Reduce Refined Sugar

For an 'average' person, this would mean reducing your consumption of refined sugar by about one third, from the present average of about 24 per cent of your daily energy intake to about 15 per cent. The easiest way to make this reduction is to stop or at least reduce adding refined sugar to your food and drink, because that's under your control. Instead, learn to appreciate the natural flavor of the foods. Add sweetness by adding fruit (but remember it does contain natural fruit sugar), or add flavor with spices. Despite some controversy fanned by the sugar industry we feel quite safe using artificial sweeteners, like saccharin and cyclamate. The International Agency for Research on Cancer concluded that there was no convincing evidence to link these artificial sweeteners with cancer in humans at the levels of use likely to occur in normal eating and drinking.

Honey, brown sugar and 'raw' sugar and are alternatives to refined sugar, but they contain just as many kilojoules. You may prefer to use honey for its flavor, but beware of any other claims for magical properties. Honey is about 78 per cent sugars and 20 per cent water. Anything else in there is in very small amounts, meaning you would need to eat a lot of the sugars to get much of those other substances. There is nothing special about honey. It is essentially a sugar and water food for baby bees, that can be enjoyed in moderation by humans.

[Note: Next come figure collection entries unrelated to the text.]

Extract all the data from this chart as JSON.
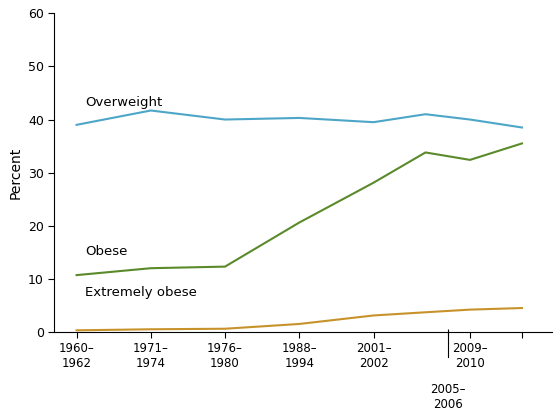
{
  "overweight": [
    39.0,
    41.7,
    40.0,
    40.3,
    39.5,
    41.0,
    40.0,
    38.5
  ],
  "obese": [
    10.7,
    12.0,
    12.3,
    20.6,
    28.1,
    33.8,
    32.4,
    35.5
  ],
  "extremely_obese": [
    0.3,
    0.5,
    0.6,
    1.5,
    3.1,
    3.7,
    4.2,
    4.5
  ],
  "x_vals": [
    0,
    1,
    2,
    3,
    4,
    4.7,
    5.3,
    6
  ],
  "overweight_color": "#4da6c8",
  "obese_color": "#5a8a2a",
  "extreme_color": "#c8922a",
  "ylabel": "Percent",
  "ylim": [
    0,
    60
  ],
  "yticks": [
    0,
    10,
    20,
    30,
    40,
    50,
    60
  ],
  "overweight_label": "Overweight",
  "obese_label": "Obese",
  "extreme_label": "Extremely obese",
  "tick_positions": [
    0,
    1,
    2,
    3,
    4,
    4.7,
    5.3,
    6
  ],
  "tick_labels": [
    "1960–1962",
    "1971–1974",
    "1976–1980",
    "1988–1994",
    "2001–2002",
    "",
    "2009–2010",
    ""
  ],
  "divider_x": 5.0,
  "divider_label": "2005–\n2006",
  "xlim": [
    -0.3,
    6.4
  ]
}
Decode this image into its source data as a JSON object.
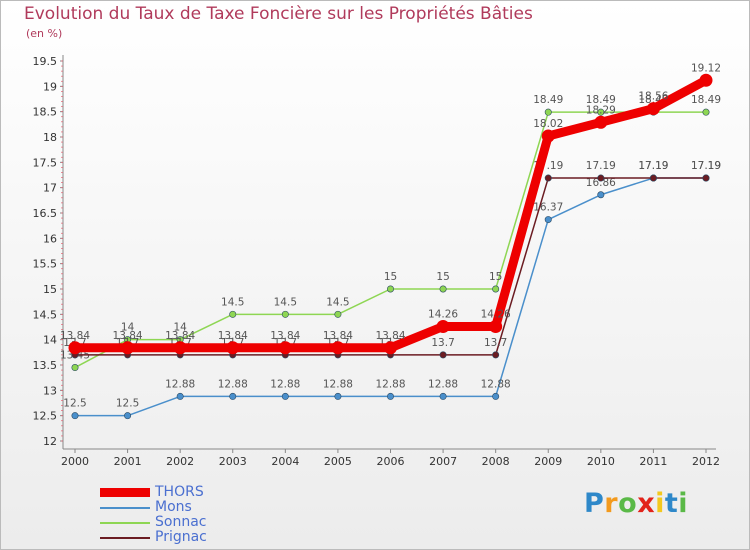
{
  "title": "Evolution du Taux de Taxe Foncière sur les Propriétés Bâties",
  "unit": "(en %)",
  "brand": "Proxiti",
  "chart_data": {
    "type": "line",
    "x": [
      "2000",
      "2001",
      "2002",
      "2003",
      "2004",
      "2005",
      "2006",
      "2007",
      "2008",
      "2009",
      "2010",
      "2011",
      "2012"
    ],
    "yticks": [
      "12",
      "12.5",
      "13",
      "13.5",
      "14",
      "14.5",
      "15",
      "15.5",
      "16",
      "16.5",
      "17",
      "17.5",
      "18",
      "18.5",
      "19",
      "19.5"
    ],
    "ylim": [
      12,
      19.5
    ],
    "grid": false,
    "series": [
      {
        "name": "Mons",
        "color": "#4a8fcb",
        "values": [
          12.5,
          12.5,
          12.88,
          12.88,
          12.88,
          12.88,
          12.88,
          12.88,
          12.88,
          16.37,
          16.86,
          17.19,
          17.19
        ],
        "labels": [
          "12.5",
          "12.5",
          "12.88",
          "12.88",
          "12.88",
          "12.88",
          "12.88",
          "12.88",
          "12.88",
          "16.37",
          "16.86",
          "17.19",
          "17.19"
        ]
      },
      {
        "name": "Sonnac",
        "color": "#8ed653",
        "values": [
          13.45,
          14,
          14,
          14.5,
          14.5,
          14.5,
          15,
          15,
          15,
          18.49,
          18.49,
          18.49,
          18.49
        ],
        "labels": [
          "13.45",
          "14",
          "14",
          "14.5",
          "14.5",
          "14.5",
          "15",
          "15",
          "15",
          "18.49",
          "18.49",
          "18.49",
          "18.49"
        ]
      },
      {
        "name": "Prignac",
        "color": "#6b1c22",
        "values": [
          13.7,
          13.7,
          13.7,
          13.7,
          13.7,
          13.7,
          13.7,
          13.7,
          13.7,
          17.19,
          17.19,
          17.19,
          17.19
        ],
        "labels": [
          "13.7",
          "13.7",
          "13.7",
          "13.7",
          "13.7",
          "13.7",
          "13.7",
          "13.7",
          "13.7",
          "17.19",
          "17.19",
          "17.19",
          "17.19"
        ]
      },
      {
        "name": "THORS",
        "color": "#ee0000",
        "values": [
          13.84,
          13.84,
          13.84,
          13.84,
          13.84,
          13.84,
          13.84,
          14.26,
          14.26,
          18.02,
          18.29,
          18.56,
          19.12
        ],
        "labels": [
          "13.84",
          "13.84",
          "13.84",
          "13.84",
          "13.84",
          "13.84",
          "13.84",
          "14.26",
          "14.26",
          "18.02",
          "18.29",
          "18.56",
          "19.12"
        ]
      }
    ],
    "legend": [
      "THORS",
      "Mons",
      "Sonnac",
      "Prignac"
    ]
  }
}
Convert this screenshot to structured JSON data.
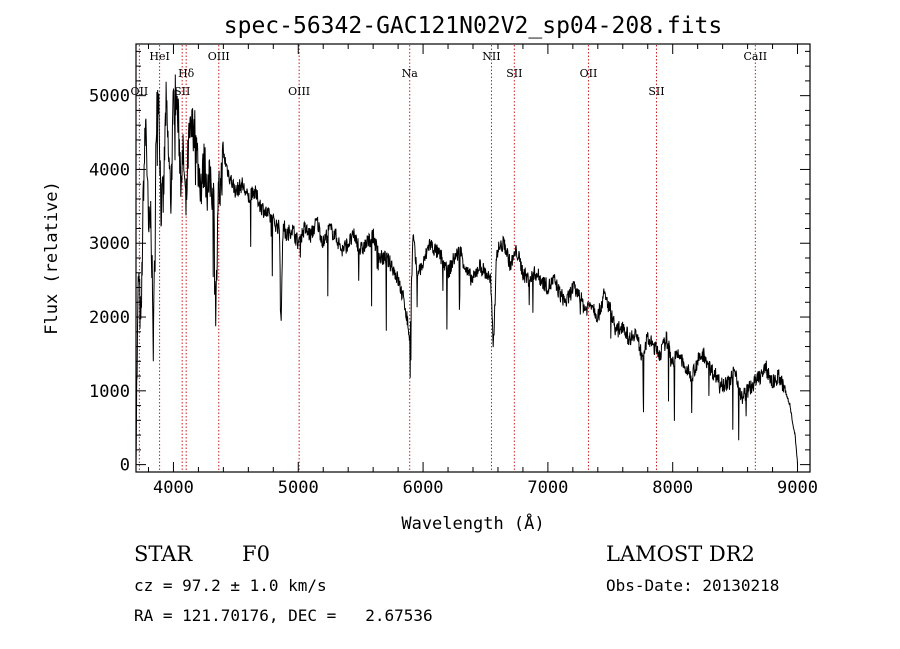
{
  "chart_data": {
    "type": "line",
    "title": "spec-56342-GAC121N02V2_sp04-208.fits",
    "xlabel": "Wavelength (Å)",
    "ylabel": "Flux (relative)",
    "xlim": [
      3700,
      9100
    ],
    "ylim": [
      -100,
      5700
    ],
    "xticks": [
      4000,
      5000,
      6000,
      7000,
      8000,
      9000
    ],
    "yticks": [
      0,
      1000,
      2000,
      3000,
      4000,
      5000
    ],
    "grid": false,
    "line_color": "#000000",
    "marker_color": "#cc2020",
    "spectral_lines": [
      {
        "name": "OII",
        "wavelength": 3727,
        "row": 2
      },
      {
        "name": "HeI",
        "wavelength": 3889,
        "row": 0
      },
      {
        "name": "SII",
        "wavelength": 4070,
        "row": 2
      },
      {
        "name": "Hδ",
        "wavelength": 4102,
        "row": 1
      },
      {
        "name": "OIII",
        "wavelength": 4363,
        "row": 0
      },
      {
        "name": "OIII",
        "wavelength": 5007,
        "row": 2
      },
      {
        "name": "Na",
        "wavelength": 5893,
        "row": 1
      },
      {
        "name": "NII",
        "wavelength": 6548,
        "row": 0
      },
      {
        "name": "SII",
        "wavelength": 6731,
        "row": 1
      },
      {
        "name": "OII",
        "wavelength": 7325,
        "row": 1
      },
      {
        "name": "SII",
        "wavelength": 7870,
        "row": 2
      },
      {
        "name": "CaII",
        "wavelength": 8662,
        "row": 0
      }
    ],
    "series": [
      {
        "x": [
          3700,
          3720,
          3740,
          3760,
          3780,
          3800,
          3820,
          3840,
          3860,
          3880,
          3900,
          3920,
          3940,
          3960,
          3980,
          4000,
          4020,
          4040,
          4060,
          4080,
          4100,
          4120,
          4140,
          4160,
          4180,
          4200,
          4225,
          4250,
          4275,
          4300,
          4325,
          4340,
          4360,
          4380,
          4400,
          4450,
          4500,
          4550,
          4600,
          4650,
          4700,
          4750,
          4800,
          4850,
          4861,
          4880,
          4900,
          4950,
          5000,
          5050,
          5100,
          5150,
          5200,
          5250,
          5300,
          5350,
          5400,
          5450,
          5500,
          5550,
          5600,
          5650,
          5700,
          5750,
          5800,
          5850,
          5870,
          5893,
          5920,
          5950,
          6000,
          6050,
          6100,
          6150,
          6200,
          6250,
          6300,
          6350,
          6400,
          6450,
          6500,
          6540,
          6563,
          6590,
          6650,
          6700,
          6750,
          6800,
          6850,
          6900,
          6950,
          7000,
          7050,
          7100,
          7150,
          7200,
          7250,
          7300,
          7350,
          7400,
          7450,
          7500,
          7550,
          7600,
          7650,
          7700,
          7750,
          7800,
          7850,
          7900,
          7950,
          8000,
          8050,
          8100,
          8150,
          8200,
          8250,
          8300,
          8350,
          8400,
          8450,
          8500,
          8550,
          8600,
          8650,
          8700,
          8750,
          8800,
          8850,
          8900,
          8940,
          8980,
          9000
        ],
        "y": [
          300,
          2600,
          1800,
          3800,
          4700,
          3100,
          3400,
          1500,
          4500,
          5200,
          3500,
          3600,
          4900,
          4200,
          3600,
          4900,
          5000,
          4600,
          3900,
          4200,
          3400,
          4300,
          4500,
          4600,
          4400,
          4000,
          3800,
          4100,
          3700,
          3900,
          3500,
          2000,
          3600,
          3800,
          4200,
          3900,
          3700,
          3800,
          3600,
          3700,
          3500,
          3400,
          3300,
          3200,
          1900,
          3300,
          3100,
          3200,
          3000,
          3200,
          3100,
          3300,
          3000,
          3200,
          3100,
          2900,
          3000,
          3100,
          2900,
          3000,
          3100,
          2800,
          2800,
          2700,
          2500,
          2200,
          2000,
          1700,
          3100,
          2600,
          2700,
          3000,
          2900,
          2800,
          2600,
          2800,
          2900,
          2600,
          2500,
          2700,
          2600,
          2500,
          1600,
          2900,
          3000,
          2700,
          2900,
          2600,
          2500,
          2600,
          2500,
          2400,
          2500,
          2300,
          2200,
          2400,
          2300,
          2100,
          2200,
          2000,
          2300,
          2100,
          1800,
          1900,
          1700,
          1800,
          1500,
          1700,
          1600,
          1500,
          1700,
          1400,
          1500,
          1300,
          1200,
          1400,
          1500,
          1300,
          1200,
          1100,
          1100,
          1300,
          900,
          1000,
          1100,
          1200,
          1300,
          1100,
          1200,
          1000,
          800,
          400,
          0
        ]
      }
    ]
  },
  "info": {
    "object_type": "STAR",
    "subclass": "F0",
    "cz": "cz = 97.2 ± 1.0 km/s",
    "coords": "RA = 121.70176, DEC =   2.67536",
    "survey": "LAMOST DR2",
    "obs_date": "Obs-Date: 20130218"
  }
}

The other important possibility for reducing your intake of refined sugar is through your choice of processed foods. It is staggering, when you read the labels, to discover just how many processed foods have added sugar, sometimes disguised as fructose, glucose, sucrose, lactose or maltose. They are all sugars and, although they vary in their digestibility, they will all ultimately give you the same number of kilojoules. Get into the habit of reading the labels and choosing processed foods with no added sugar. The more people buy them, the more the manufacturers will produce them.

The carbohydrates that are both complex and digestible are the starches. Rice, potatoes, wheat and corn are rich sources of digestible starch. Like the simple carbohydrates they are good energy sources and can reduce hunger and fatigue. But they have the added advantage, because of their complex structure, that they take time and energy to be digested. So they provide less surplus energy and they give a slow and steady release of blood sugar, preventing hunger, which will help you not want to snack unwisely.

There have been popular myths about the short-term effects of eating simple carbohydrates. Sports coaches and confectionery manufacturers have been fond of suggesting they are a quick source of energy. They suggest you swallow some glucose or munch on a chocolate bar to get going. Researchers have now found the exact opposite to be true. The main effect of eating a lot of carbohydrate by itself is sedating, calming and quieting. In some people it tends to induce sleep. This sedating effect can be avoided, if you want to, by eating even a small amount of protein along with the carbohydrate. In other words, if you'd like to relax and maybe doze off, eat a carbohydrate-rich meal. If you'd like to enjoy some carbohydrates but not get sedated, eat a balanced meal. If you want energy for sport, especially sustained energy, eat a balanced diet all the time.

Like the sugars, some starches are processed out of their natural food sources to be used as processed foods alone or added to other foods. The best example of this is refined flour. just as refining sugar removes most of the nutritional value of the original plant leaving just its energy content, so milling grain to produce refined flour removes most of the nutritional value of the original grain, leaving just its energy content. These refined starches are still complex carbohydrates rather than simple ones and so will require time and energy to digest. But they are poor nutritional substitutes for the unrefined, wholemeal flours that have retained more of the other nutrients in the original grain. But we are again suggesting reduction, not elimination.